Two Swedish journalists in Ethiopia jailed on terrorism charges say they are being detained unnecessarily, one year into their 11-year sentence, Swedish diplomats said Monday.
Diplomats last week visited reporter Martin Schibbye and photographer Johan Persson, who have been held in an Ethiopian jail since their arrest on July 1 last year.
"I think they're very bored but physically they're okay, mentally they're still okay," Sweden's ambassador to Ethiopia, Jens Odlander, told AFP. "They still think they've been sitting there unnecessarily."
The Swedes receive weekly visits from embassy staff and relatives fly to see them about once a month.
The journalists were arrested in Ethiopia's Ogaden region with rebels from the Ogaden National Liberation Front (ONLF) after illegally entering from Somalia, and were sentenced in December for supporting terrorism.
On December 6th 2011, Schibbye admitted at his trial that he should not have entered the country illegally when working on a sensitive story involving an oil company but also stressed on the importance of embedded journalism:
"I came to Ethiopia with one sole objective to gather news, which is my job and duty as a Swedish journalist. Following this unique story about a Swedish-linked company I made one grave and serious miscalculation and took a huge risk entering Ethiopia without a visa. BUT taking these kinds of risks is a part of my profession as a foreign correspondent."
Government spokesman Shimeles Kemal said the court's decision stands and that Schibbye and Persson "went beyond what is permissible in journalist actions."
"An independent tribunal has found them guilty.... They could make an appeal if they are aggrieved by the decision of the high court -- they still have a chance to appeal and challenge that decision," he said.
However, the pair said in January that they would not appeal the case. Under Ethiopian law, prisoners may be granted clemency and released early with an admission of guilt, but Odlander would not comment on whether they will seek a pardon.
The rebel ONLF said in a statement on Saturday that the Swedes were "political prisoners of conscience" and accused the Ethiopian government of cracking down on press freedom.

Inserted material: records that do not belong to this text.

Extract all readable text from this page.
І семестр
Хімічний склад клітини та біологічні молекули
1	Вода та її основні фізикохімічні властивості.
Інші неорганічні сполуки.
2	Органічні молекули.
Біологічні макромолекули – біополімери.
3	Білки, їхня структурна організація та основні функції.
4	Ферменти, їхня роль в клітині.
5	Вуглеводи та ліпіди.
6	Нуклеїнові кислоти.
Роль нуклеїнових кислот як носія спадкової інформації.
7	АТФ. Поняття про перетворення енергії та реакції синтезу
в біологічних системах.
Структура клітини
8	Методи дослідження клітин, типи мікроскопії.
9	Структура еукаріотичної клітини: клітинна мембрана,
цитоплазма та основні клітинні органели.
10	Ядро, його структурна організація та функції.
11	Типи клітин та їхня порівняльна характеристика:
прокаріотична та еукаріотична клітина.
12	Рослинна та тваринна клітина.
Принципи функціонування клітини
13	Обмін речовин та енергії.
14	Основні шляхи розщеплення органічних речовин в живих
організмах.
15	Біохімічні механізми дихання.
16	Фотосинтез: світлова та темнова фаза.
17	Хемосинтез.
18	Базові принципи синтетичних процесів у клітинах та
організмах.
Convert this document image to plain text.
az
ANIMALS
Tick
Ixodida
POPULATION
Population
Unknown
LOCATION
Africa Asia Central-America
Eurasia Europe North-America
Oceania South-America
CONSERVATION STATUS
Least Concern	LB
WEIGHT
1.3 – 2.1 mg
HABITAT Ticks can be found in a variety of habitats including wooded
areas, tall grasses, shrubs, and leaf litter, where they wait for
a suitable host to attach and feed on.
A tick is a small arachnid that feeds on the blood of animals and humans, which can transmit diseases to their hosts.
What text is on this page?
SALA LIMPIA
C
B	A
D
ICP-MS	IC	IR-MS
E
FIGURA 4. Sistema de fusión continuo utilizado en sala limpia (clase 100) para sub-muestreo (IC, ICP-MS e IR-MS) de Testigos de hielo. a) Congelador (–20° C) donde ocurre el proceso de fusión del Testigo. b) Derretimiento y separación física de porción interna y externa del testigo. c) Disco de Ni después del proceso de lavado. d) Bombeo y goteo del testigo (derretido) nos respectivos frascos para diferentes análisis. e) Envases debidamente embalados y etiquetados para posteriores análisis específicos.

The case has drawn heavy criticism from rights groups, with Amnesty International calling for the immediate and unconditional release of the pair.
The journalists were convicted under Ethiopia's anti-terror law, which critics have called vague and far reaching.
Ethiopian government threatens journalists with harsh jail sentences
Last week, prominent blogger and journalist Eskinder Nega was found guilty along with 23 others on terror charges. They face life in jail. Eskinder was accused of wanting to spark an Arab Spring-style popular revolt in Ethiopia.
Last January, the Doha Centre for Media Freedom raised the issue of journalists facing "harsh prison terms" in Ethiopia, after an Ethiopian court handed out heavy jail sentences ranging from 14 years to life to three journalists and two politicians on terrorism charges on January 26.
US-based journalist Elias Kifle was sentenced in absentia to life in prison, while two other journalists, Woubshet Taye and Reeyot Alemu, were given 14-year terms.
"At least 11 journalists have been charged with terrorism since November 2011", according to a research conducted by press watchdog Committee to Protect Journalists (CPJ).
The CPJ has said Ethiopia has one of the most restricted media in the world, with 79 journalists forced into exile since 2001.